"If something is not what it claims to be, what is it?"
This is a 1991 television adaptation of Alan Bennett's stage play from 1988, when Spycatcher had recently been all the rage and there was a great deal of interest in Philby, Maclean, Burgess and all that. Not that the whole affair is any less fascinating today, of course, but it must be borne in mind that Blunt had been dead for a mere five years at the time of the stage play, whereas Philby's drab, dreary Muscovite existence drew to a melancholy close that same year. This was hardly ancient history.
Given the writer, the director and the cast, this is obviously superb. It could hardly fail to be, although it's a bit of a slow burner. It's very Alan Bennett- silences, talking around the subject, the things that are not said, and those that are said are said obliquely or in a nice, safe little metaphor. It isn't the parallel that's drawn between attribution of an artist and the attribution of a spy that's clever, as it's a fairly straightforward conceit- it's the wit, elegance and artistry of how it's done. A lesser writer could easily have hit upon the idea, but it takes an Alan Bennett to execute it this well.
The cast is superb. Prunella Scales, of course, steals the show as the Queen, in a deliciously nuanced and masterly written scene which absolutely nails the themes at play here. Yet James Fox is utterly sublime as Anthony Blunt, a highly cultured man, a snob, and a man who has not yet fully come to terms with the enormity of his reason. It's hard not to see a link between his callous snobbery towards Arthur Chubb and the callousness with which he betrayed those who died because of his youthful treason, sins for which his refusal to name the "Fifth Man" shows he has not fully repented. Yes, he can be kind when he wishes to be, taking young Colin under his wing, but his downfall is utterly deserved.
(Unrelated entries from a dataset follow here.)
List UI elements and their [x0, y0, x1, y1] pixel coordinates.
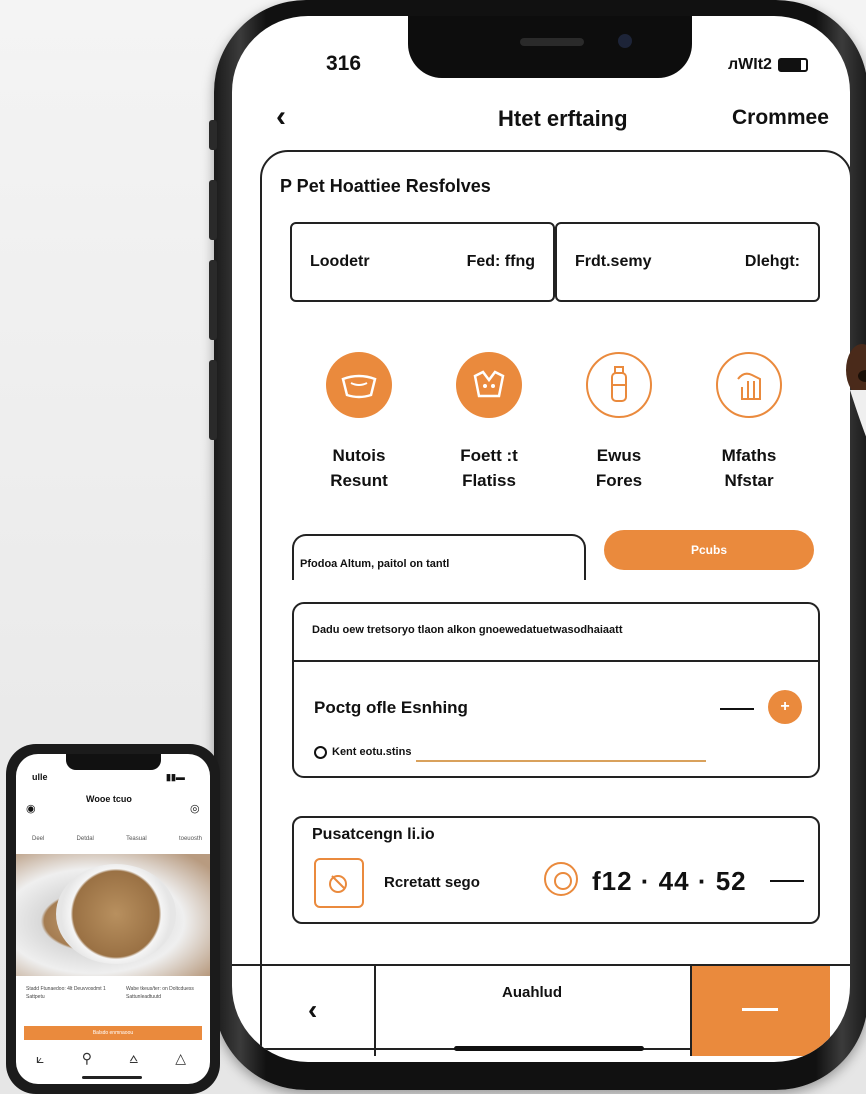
mini-tab[interactable]: Teasual: [126, 836, 147, 842]
mini-action-button[interactable]: Balsdo enmnaoou: [24, 1026, 202, 1040]
volume-up-button: [209, 180, 217, 240]
bottom-back-cell: ‹: [232, 966, 376, 1056]
schedule-label: Rcretatt sego: [384, 874, 480, 891]
main-phone: 316 лWIt2 ‹ Htet erftaing Crommee P Pet …: [209, 0, 866, 1090]
mini-home-indicator: [82, 1076, 142, 1079]
category-grid: Nutois Resunt Foett :t Flatiss Ewus Fores M…: [304, 352, 804, 493]
mini-page-title: Wooe tcuo: [86, 794, 132, 804]
mute-switch: [209, 120, 217, 150]
category-ewus[interactable]: Ewus Fores: [564, 352, 674, 493]
mini-nav-edit-icon[interactable]: ⟀: [36, 1050, 44, 1067]
mini-text-right: Wabe tkeus/ter: on Doltcduess Sattunlead…: [126, 986, 194, 1000]
status-right: лWIt2: [728, 56, 808, 74]
tab-dlehgt[interactable]: Dlehgt:: [745, 253, 800, 271]
search-input[interactable]: Pfodoa Altum, paitol on tantl: [292, 534, 586, 580]
status-time: 316: [326, 52, 362, 75]
tab-bar: Loodetr Fed: ffng Frdt.semy Dlehgt:: [290, 222, 820, 302]
side-button: [209, 360, 217, 440]
divider: [294, 660, 818, 662]
mini-tab[interactable]: Deel: [32, 836, 44, 842]
header-action-button[interactable]: Crommee: [732, 106, 829, 130]
battery-icon: [777, 58, 808, 72]
page-title: Htet erftaing: [498, 106, 628, 131]
mini-food-bowl: [56, 864, 176, 964]
dog-image: [846, 344, 866, 437]
schedule-title: Pusatcengn li.io: [312, 826, 435, 843]
mini-settings-icon[interactable]: ◉: [26, 802, 36, 815]
clock-icon: [544, 862, 578, 896]
schedule-time[interactable]: f12 · 44 · 52: [592, 866, 747, 897]
mini-tab[interactable]: toeuosth: [179, 836, 202, 842]
back-button[interactable]: ‹: [276, 100, 286, 134]
mini-tabs: Deel Detdal Teasual toeuosth: [32, 836, 202, 842]
category-label-line2: Resunt: [330, 470, 388, 490]
category-label-line2: Flatiss: [462, 470, 516, 490]
mini-battery-icon: ▮▮▬: [166, 772, 185, 782]
back-arrow-button[interactable]: ‹: [308, 994, 317, 1026]
category-label-line1: Foett :t: [460, 446, 518, 465]
mini-screen: ulle ▮▮▬ Wooe tcuo ◉ ◎ Deel Detdal Teasu…: [16, 754, 210, 1084]
bottom-bar: ‹ Auahlud: [232, 964, 850, 1056]
mini-nav-search-icon[interactable]: ⚲: [82, 1050, 92, 1067]
tab-fridt-semy[interactable]: Frdt.semy: [575, 253, 651, 271]
feeder-icon[interactable]: [314, 858, 364, 908]
category-mfaths[interactable]: Mfaths Nfstar: [694, 352, 804, 493]
tab-group-1: Loodetr Fed: ffng: [290, 222, 555, 302]
camera-icon: [618, 34, 632, 48]
mini-nav: ⟀ ⚲ ⩟ △: [36, 1050, 186, 1067]
mini-nav-upload-icon[interactable]: ⩟: [129, 1050, 138, 1067]
radio-button[interactable]: [314, 746, 327, 759]
mini-nav-bell-icon[interactable]: △: [175, 1050, 186, 1067]
category-label-line2: Nfstar: [724, 470, 774, 490]
category-label-line2: Fores: [595, 470, 643, 490]
category-label-line1: Nutois: [332, 446, 386, 465]
tab-group-2: Frdt.semy Dlehgt:: [555, 222, 820, 302]
pet-food-icon: [456, 352, 522, 418]
category-label-line1: Ewus: [596, 446, 642, 465]
home-indicator: [454, 1046, 644, 1051]
minus-icon[interactable]: [720, 708, 754, 710]
info-description: Dadu oew tretsoryo tlaon alkon gnoewedat…: [312, 624, 623, 636]
input-underline[interactable]: [416, 760, 706, 762]
search-button[interactable]: Pcubs: [604, 530, 814, 570]
tab-loodetr[interactable]: Loodetr: [310, 253, 370, 271]
top-bar: ‹ Htet erftaing Crommee: [232, 100, 850, 140]
mini-phone: ulle ▮▮▬ Wooe tcuo ◉ ◎ Deel Detdal Teasu…: [6, 744, 220, 1094]
volume-down-button: [209, 260, 217, 340]
info-heading: Poctg ofle Esnhing: [314, 698, 468, 717]
category-label-line1: Mfaths: [721, 446, 777, 465]
add-button[interactable]: +: [768, 690, 802, 724]
speaker: [520, 38, 584, 46]
mini-text-left: Stadd Ftunaedoo: 4lt Deuvvosdmt 1 Sattpe…: [26, 986, 106, 1000]
bottle-icon: [586, 352, 652, 418]
mini-notch: [66, 754, 161, 770]
category-nutois[interactable]: Nutois Resunt: [304, 352, 414, 493]
carrier-label: лWIt2: [728, 56, 772, 73]
category-foett[interactable]: Foett :t Flatiss: [434, 352, 544, 493]
mini-tab[interactable]: Detdal: [77, 836, 94, 842]
minus-icon[interactable]: [770, 880, 804, 882]
bottom-center-label[interactable]: Auahlud: [502, 984, 562, 1001]
bottom-action-button[interactable]: [690, 966, 830, 1056]
phone-screen: 316 лWIt2 ‹ Htet erftaing Crommee P Pet …: [232, 16, 850, 1062]
mini-profile-icon[interactable]: ◎: [190, 802, 200, 815]
mini-status-time: ulle: [32, 772, 48, 782]
tab-feeding[interactable]: Fed: ffng: [467, 253, 535, 271]
pet-hand-icon: [716, 352, 782, 418]
notch: [408, 16, 692, 78]
radio-label: Kent eotu.stins: [332, 746, 412, 758]
info-card: Dadu oew tretsoryo tlaon alkon gnoewedat…: [292, 602, 820, 778]
section-title: P Pet Hoattiee Resfolves: [280, 176, 491, 196]
food-bowl-icon: [326, 352, 392, 418]
schedule-card: Pusatcengn li.io Rcretatt sego f12 · 44 …: [292, 816, 820, 924]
The twist involving Geoffrey Palmer's character may be a little dated now that we know who the Fifth Man was (John Cairncross), but it's nicely done. Overall, this is vintage, exquisite Bennett. It's philosophical, very English, in the way of that generation- emotions are understated to the point of near-invisibility but far from absent. Beneath the stiff upper lip lies deep emotion, and few show that the way Bennett does.